Zwei Jahre später noch Rückschläge
„Lost Strange Things” wird im kommenden Monat in Beirut veröffentlicht. Im Moment ist sie von morgens bis abends in der Druckerei. „Der gesamte Prozess, der letztlich zum Endergebnis führte, war wunderschön. Ich habe ihn als sehr heilend und erdend empfunden. Bei der grafischen Arbeit haben wir die Archivbilder mit meinen neueren Fotografien so gedoppelt, dass man Parallelen sehen kann. Manchmal ist der Ort der gleiche, oder beide Personen haben eine ähnliche Haltung. Am Ende passte alles zusammen.”
Als selbstständige Fotografin, die ihre Hauptinspiration schon immer in der manchmal bunten, und im Moment öfter dunklen Realität fand, kommen trotz akribischer Aufarbeitung und Konfrontation auch zwei Jahre später noch Rückschläge. Da macht dann nichts Sinn, noch nicht einmal die Kamera. Dabei hinterlässt eine schwierige Zeit nicht nur Kratzer auf der Seele: „Ich glaube, dass ich in meiner Arbeit reifer geworden bin, auch im Umgang mit Menschen und mit Kommunikation im allgemeinen. Ich habe gelernt, ,Nein’ zu sagen. Ich weiß jetzt viel definierter, was ich will und was ich nicht will,” sagt sie. Es ist ein täglicher Spagat zwischen dem Anspruch, sich von so viel Dunklem nicht vereinnahmen zu lassen, und ihrer Trauer die Luft zu geben, die sie braucht. Die Freiheit, dass das auch mal nicht klappt, nimmt sie sich heraus.

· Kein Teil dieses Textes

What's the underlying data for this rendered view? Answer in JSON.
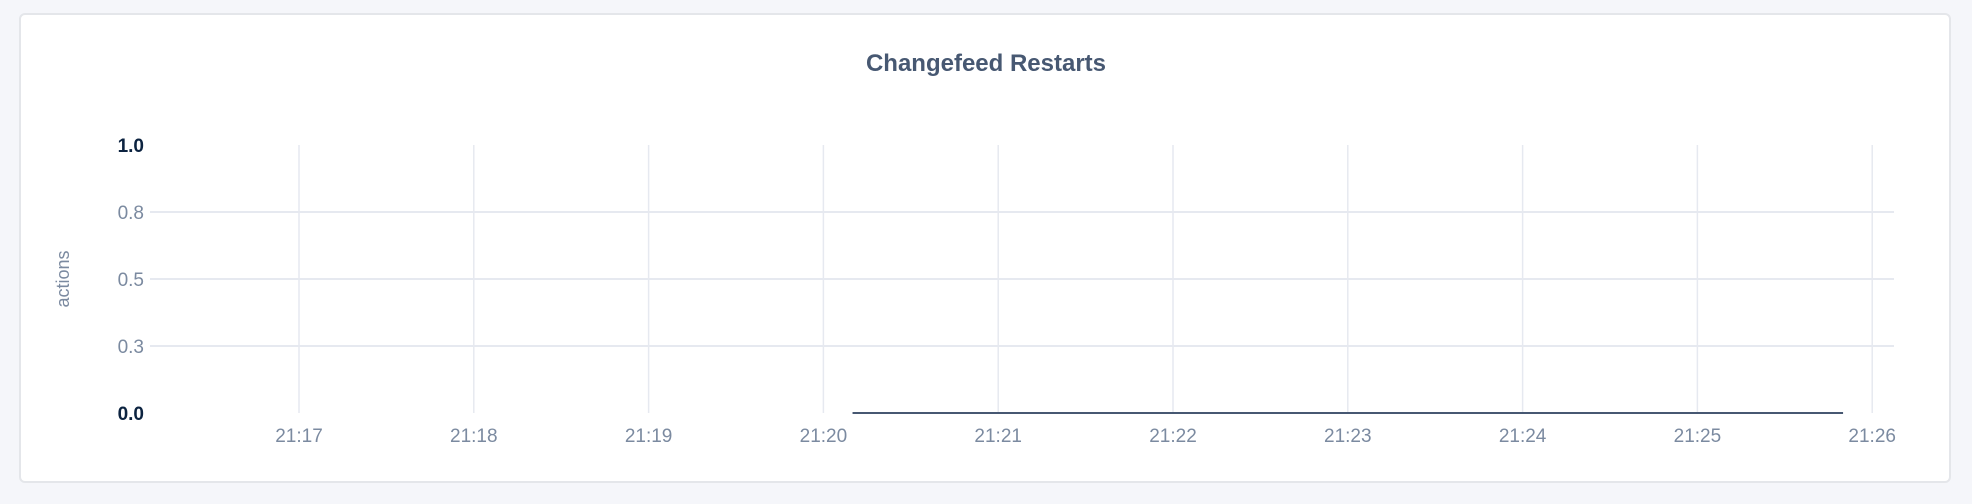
{
  "chart_data": {
    "type": "line",
    "title": "Changefeed Restarts",
    "xlabel": "",
    "ylabel": "actions",
    "ylim": [
      0,
      1.0
    ],
    "xlim": [
      "21:16:08",
      "21:26:15"
    ],
    "y_ticks": [
      {
        "value": 0.0,
        "label": "0.0"
      },
      {
        "value": 0.25,
        "label": "0.3"
      },
      {
        "value": 0.5,
        "label": "0.5"
      },
      {
        "value": 0.75,
        "label": "0.8"
      },
      {
        "value": 1.0,
        "label": "1.0"
      }
    ],
    "x_ticks": [
      "21:17",
      "21:18",
      "21:19",
      "21:20",
      "21:21",
      "21:22",
      "21:23",
      "21:24",
      "21:25",
      "21:26"
    ],
    "grid": true,
    "series": [
      {
        "x": [
          "21:20:10",
          "21:25:50"
        ],
        "y": [
          0,
          0
        ],
        "color": "#475872"
      }
    ]
  }
}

Vielleicht braucht der Prozess länger, als sie das gerne hätte, aber sie muss da durch, sonst bleibt auch ihrer Fotografie keine Luft mehr zum Atmen: „Ich habe gelernt, dem Schmerz einen Platz in meinem Herzen und in meinem Kopf zu geben, wo ich ihn rational verarbeiten kann. Der Prozess hat über ein Jahr gedauert. Wenn du mit etwas konfrontiert bist, das du nicht ändern kannst, dann bist du früher oder später gezwungen weiterzumachen. Aber es gibt immer noch Tage, da weiß ich nicht, wie.”